In a population where majority are physically active, it will be a challenge to determine factors facilitating voluntary PA participation. Though many correlates of PA have been identified in western population, it is likely that the correlates are different in LMICs. As LMICs such as India are transitioning towards economic development, it is imperative to determine factors influencing PA adoption and participation. Many studies from different LMIC settings are needed to understand factors influencing PA. The role of knowledge and awareness, personal beliefs and cultural influences, gender, education, occupation, socioeconomic status, chronic disease risk status, environmental factors, social support, policies and the like on PA behaviour in LMICs needs to be studied to device effective strategies to arrest declining PA levels.
Strengths & limitations
The results of this study could be considered representative of this region due to its sampling methodology. Content validation and field testing of the questionnaire prior to the study, use of a single interviewer and training of the interviewer in the local language was done to reduce bias in administering the questionnaire. The support of the local health workers in introducing the interviewer to the participants’ family ensured familiarity and better cooperation from the participants. A few studies in the past have assessed awareness as part of intervention program but to our knowledge, there are few studies from LMICs like India that has addressed the problem of awareness of benefits of PA. Most studies on awareness of benefits of PA have used closed ended questions or a Likert-type scale. Though such a methodology has its own advantages, we felt the use of such a method could bias the participant towards positive response. Open ended question, as used in this study, on the other hand could capture the actual perception of benefit of PA among participants. Despite the strengths of this study, it has several limitations and it should be considered while interpreting its results. The PA status was assessed by a questionnaire. Though GPAQ is being used in large epidemiological studies in developing countries, like any PA questionnaire, it has inherent errors in quantifying PA. An objective measure would have been ideal but could not be used due to funding limitations. As the interview was conducted by a single investigator, time related factors could have affected the PA levels. Care was taken to avoid monsoon and summer months for this purpose. Moreover, as no active intervention targeting awareness was in progress, it is unlikely that the participants’ perceptions would have changed.
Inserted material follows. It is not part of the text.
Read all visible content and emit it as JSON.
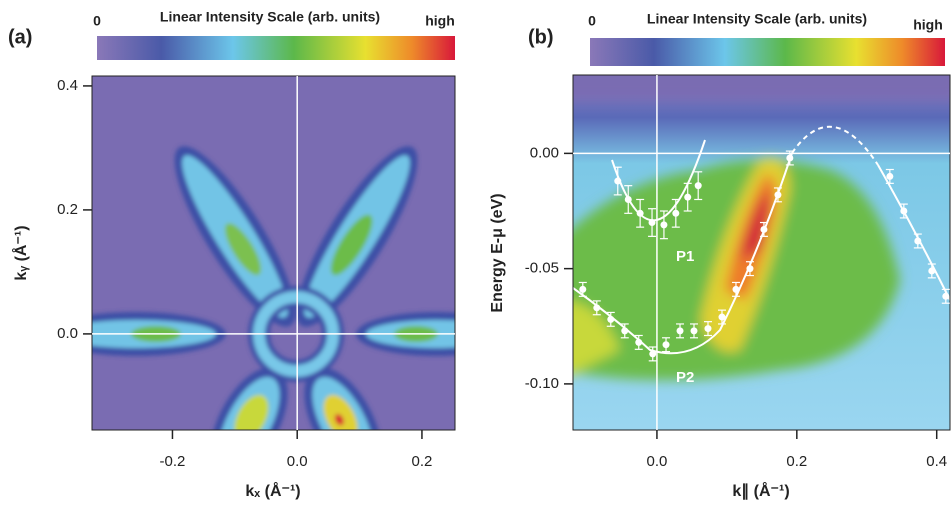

Even though, use of open ended question helped in obtaining the actual perceptions of people, it limited the possibility of further analysis. Though correlation of participants PA level and awareness of benefit with other factors like their current chronic disease risk profile, educational and socioeconomic status would have added a wealth of information, such measurements were not within the scope of this study. This study was conducted in a rural population and it is not known if the same trend would be observed in the urban population.